The input module 102 accepts navigational inputs entered by a user. The input module 102 includes, for example, an input device such as a keyboard, a keypad, a mouse, a scroll-wheel or a touch sensitive surface. A user enters a navigational input by actuating the input device. The input module 102 outputs detected navigational inputs to the navigation module 104. The user input module 102 may also output additional information, such as the current location of a pointer or a mouse cursor on the display 105.

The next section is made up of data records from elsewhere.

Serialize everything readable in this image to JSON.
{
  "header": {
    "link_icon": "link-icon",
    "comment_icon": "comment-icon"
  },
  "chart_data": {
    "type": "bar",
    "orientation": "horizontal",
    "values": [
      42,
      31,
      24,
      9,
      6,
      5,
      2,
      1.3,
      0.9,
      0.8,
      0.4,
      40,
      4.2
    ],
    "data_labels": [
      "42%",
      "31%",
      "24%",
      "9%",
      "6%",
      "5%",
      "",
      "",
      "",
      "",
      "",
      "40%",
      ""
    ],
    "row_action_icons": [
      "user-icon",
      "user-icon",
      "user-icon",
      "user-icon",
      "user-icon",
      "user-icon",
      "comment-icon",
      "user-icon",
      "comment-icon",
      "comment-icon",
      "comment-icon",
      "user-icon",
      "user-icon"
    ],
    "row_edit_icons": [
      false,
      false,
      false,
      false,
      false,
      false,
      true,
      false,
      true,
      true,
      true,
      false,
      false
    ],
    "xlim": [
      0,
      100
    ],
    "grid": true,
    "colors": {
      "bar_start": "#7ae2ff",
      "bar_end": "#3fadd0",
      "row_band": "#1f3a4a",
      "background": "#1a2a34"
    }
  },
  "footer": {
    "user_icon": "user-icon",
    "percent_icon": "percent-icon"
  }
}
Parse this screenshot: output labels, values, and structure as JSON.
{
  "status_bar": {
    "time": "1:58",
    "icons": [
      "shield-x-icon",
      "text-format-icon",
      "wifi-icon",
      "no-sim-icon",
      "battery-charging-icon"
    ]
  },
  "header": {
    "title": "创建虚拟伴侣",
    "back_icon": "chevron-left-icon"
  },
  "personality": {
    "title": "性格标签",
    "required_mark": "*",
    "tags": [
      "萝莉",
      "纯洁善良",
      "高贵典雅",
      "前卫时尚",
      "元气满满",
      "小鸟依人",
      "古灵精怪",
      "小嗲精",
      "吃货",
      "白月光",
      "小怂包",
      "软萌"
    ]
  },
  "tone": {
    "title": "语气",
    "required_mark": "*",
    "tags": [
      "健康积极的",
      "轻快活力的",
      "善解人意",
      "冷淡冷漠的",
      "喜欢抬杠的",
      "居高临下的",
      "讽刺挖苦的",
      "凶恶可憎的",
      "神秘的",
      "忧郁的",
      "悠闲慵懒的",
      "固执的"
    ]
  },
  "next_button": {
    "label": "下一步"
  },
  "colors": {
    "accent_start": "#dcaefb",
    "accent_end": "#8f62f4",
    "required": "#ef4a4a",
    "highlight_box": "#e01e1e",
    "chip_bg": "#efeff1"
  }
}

The navigation module 104 interprets navigational inputs entered by a user and graphically alters the display of content in response thereto. The navigation module 104 includes a process module 106, a memory module 108 and a renderer 110. The process module 106 processes the navigational inputs entered by the user (received from the input module 102) and generates one or more virtual pages for presentation to the user via the display 105. Virtual pages represent the arrangement of contents for internal computation purposes within the computing device 100 and may not be visible to the user. For example, a virtual page may represent a desired content arrangement for presentation at a desired instant in time. The process module 106 outputs the virtual pages to the renderer 110. The renderer 110 converts the virtual pages to a format suitable for driving the display 105 to present the content included therein. The memory module 108 stores current virtual page information as well as currently entered navigational inputs entered by the user. The stored virtual page information and the stored navigational inputs may be used for processing future navigational inputs and generating future virtual pages in response to current or future navigational inputs.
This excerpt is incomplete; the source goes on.